I have been working at Meijer for 6 months now, which for me lately is a big progress. I do miss working at Royal Excursion at times because of the money and people i would drive around. I miss my grocery store people, they were a blast to be around. I enjoy working at Meijer because my co-workers make it fun, the customers for the most part as grateful for friendly cashiers and give us thanks when we do a good job. I always do my absolute best to make they check out as fast, friendly, and pleasant as possible. I have learned you can't please everyone but I still try my best.

I guess really i am trying to prove to myself that I can do what it takes to be the best person I can be and I am ready for whatever life brings my way. 


Tuesday, September 18, 2012

Job Search and Weight Loss

I've been actively looking for work now for 4wks. So far nothing has come up as of yet. I did have a job interview today at Meijer and it looks really promising that a job will be offered. Excited about it really. Can't wait to get back into the swing of working and paying my support in full to benefit my boys. My depression has taken a big turn and i feel worse again. I know it has to do with the fact that I am not working right now. I am slowly working thru it and will continue to do so.

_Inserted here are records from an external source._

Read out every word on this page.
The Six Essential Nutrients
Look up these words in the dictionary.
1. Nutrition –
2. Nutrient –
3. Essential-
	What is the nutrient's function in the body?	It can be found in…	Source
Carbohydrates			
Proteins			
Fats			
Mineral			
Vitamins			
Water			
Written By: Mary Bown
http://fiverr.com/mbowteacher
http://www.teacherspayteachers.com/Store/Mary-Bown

I have started a life style change and will work with it until I reach my ultimate goal weight or the doctor agrees to let me have surgery. I am tracking everything on myfitnesspal.com, loseit.com, and writing things down on a daily basis so i can show the doctor my progress. I am already down 5lbs since I started on Sunday. Just a small update.

I miss my kids and love them very much. I pray they know that deep in their hearts.